How big are these disparities?
They are huge. Recent research by the American Human Development Project found that Asian Americans in New Jersey live, on average, 26 years longer than Native Americans in South Dakota. Whites in Washington, D.C. live, on average, 12 years longer than African Americans in D.C.
In 1999, the federal government launched Healthy People 2010, an ambitious project to narrow gaps like these. Its two main objectives were longer, healthier lives for all, and the elimination of health disparities in our society. Healthy People 2010 involved 250 local, state and federal agencies and 400 non-governmental organizations. It set targets for 467 objectives and 28 focus areas.

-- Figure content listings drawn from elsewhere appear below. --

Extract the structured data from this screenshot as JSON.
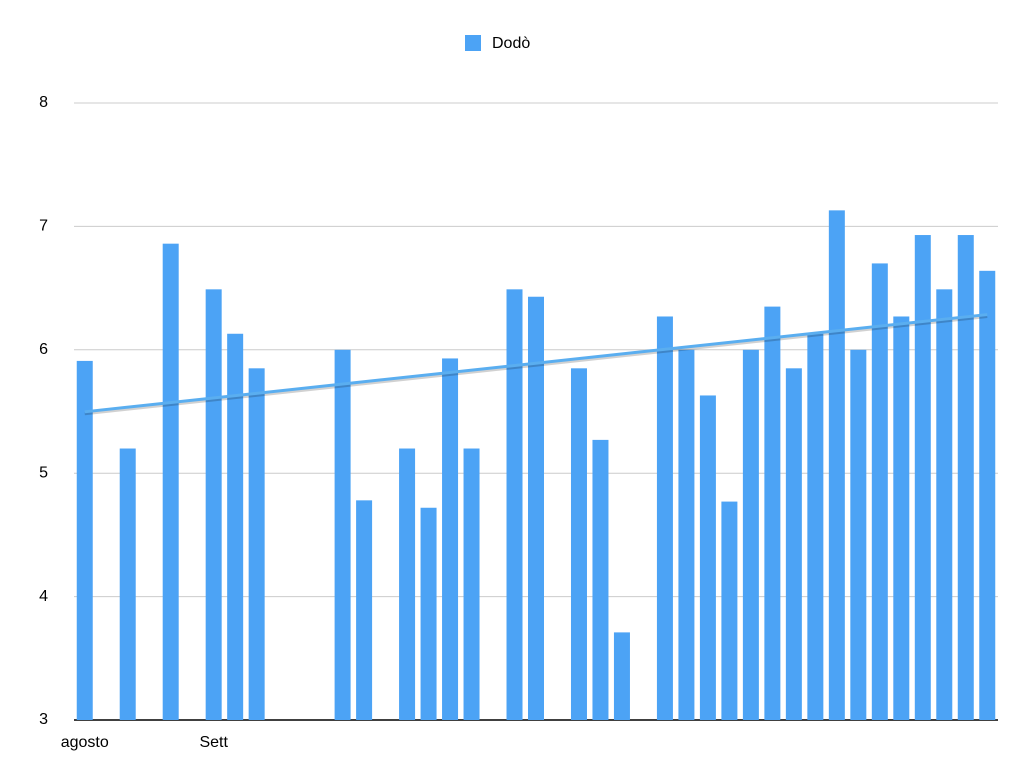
{
  "chart_data": {
    "type": "bar",
    "categories": [
      "agosto",
      null,
      null,
      null,
      null,
      null,
      "Sett",
      null,
      null,
      null,
      null,
      null,
      null,
      null,
      null,
      null,
      null,
      null,
      null,
      null,
      null,
      null,
      null,
      null,
      null,
      null,
      null,
      null,
      null,
      null,
      null,
      null,
      null,
      null,
      null,
      null,
      null,
      null,
      null,
      null,
      null,
      null,
      null
    ],
    "series": [
      {
        "name": "Dodò",
        "color": "#4ca3f5",
        "values": [
          5.91,
          null,
          5.2,
          null,
          6.86,
          null,
          6.49,
          6.13,
          5.85,
          null,
          null,
          null,
          6.0,
          4.78,
          null,
          5.2,
          4.72,
          5.93,
          5.2,
          null,
          6.49,
          6.43,
          null,
          5.85,
          5.27,
          3.71,
          null,
          6.27,
          6.0,
          5.63,
          4.77,
          6.0,
          6.35,
          5.85,
          6.13,
          7.13,
          6.0,
          6.7,
          6.27,
          6.93,
          6.49,
          6.93,
          6.64
        ]
      }
    ],
    "trendline": "linear",
    "trendline_color": "#5aaef0",
    "ylim": [
      3,
      8
    ],
    "yticks": [
      3,
      4,
      5,
      6,
      7,
      8
    ],
    "grid": true,
    "legend": "top"
  }
}
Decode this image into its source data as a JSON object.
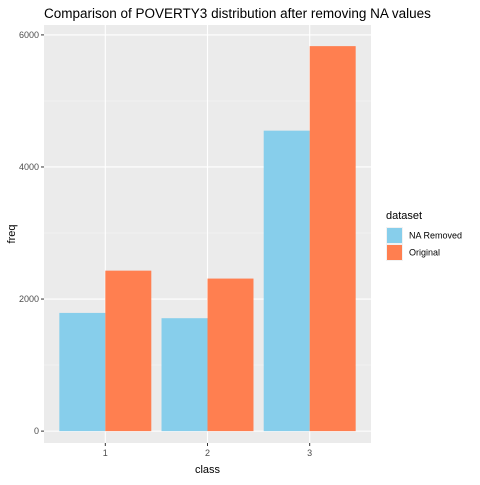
{
  "chart_data": {
    "type": "bar",
    "title": "Comparison of POVERTY3 distribution after removing NA values",
    "xlabel": "class",
    "ylabel": "freq",
    "categories": [
      "1",
      "2",
      "3"
    ],
    "yticks": [
      "0",
      "2000",
      "4000",
      "6000"
    ],
    "ylim": [
      -180,
      6150
    ],
    "grid": true,
    "position": "dodge",
    "legend": {
      "title": "dataset",
      "placement": "right"
    },
    "series": [
      {
        "name": "NA Removed",
        "color": "#87ceeb",
        "values": [
          1790,
          1710,
          4550
        ]
      },
      {
        "name": "Original",
        "color": "#ff7f50",
        "values": [
          2430,
          2310,
          5830
        ]
      }
    ]
  }
}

Setting specific, measurable, time-bound targets was an admirable strategy. Reaching beyond the medical community to include the wide range of actors that influence health outcomes -- from environmental groups to parks and recreation departments to housing authorities -- was a pioneering approach. The conceptual framework was great, the process strong and the targets laudable. But it failed -- and no one noticed.
At least seventy percent of the targets saw no reduction in disparities. On far too many of the indicators, particularly for racial disparities, things went backwards. Why the failure? Because the initiative had no teeth.
Healthy People 2010 did not have a dedicated implementation budget. Grants were made to incentivize performance, but they were too few and too dispersed to make a real difference. There was no law associated with this work, and there was a dearth of visible leadership to ensure accountability. Finally, the effort lacked an effective public campaign. How many people outside of the public health community have heard of Healthy People 2010? Success required, at a minimum, people knowing that the initiative existed in the first place.
Here we are, well into 2010, and there has been "little progress on a large scale overall," according to a leading health official. So now, there is Healthy People 2020 -- with a new set of objectives, targets and indicators.
If we are really serious about reducing health disparities, we need the same focus on bottom line accountability for health that we have for economic and financial targets. We need to monitor, report and act on fundamental indicators of health like the infant death rate and the diabetes rate with the same intense focus we as a society apply to the GDP, to the inflation rate, to interest rates and to gains and losses in the stock market.
Government at all levels, businesses, educators, health practitioners and advocates all have roles to play in attacking the major root causes of health disparities. Medical care and health insurance are only part of the story. Healthy people have access to parks, recreation facilities, sidewalks and bike-paths, and live where their kids can safely play outside. Healthy people have fresh produce and lean proteins available in their communities. Healthy people tend to live and work in healthy environments, without excessive indoor and outdoor air pollution or exposure to toxins, and they don't smoke. And they have access to a decent education, which increases the likelihood they will practice healthier behaviors and support healthier outcomes for their children.
Health care reform passed. Now it's time to tackle the root causes of health disparities. The success of Healthy People 2020 depends on it.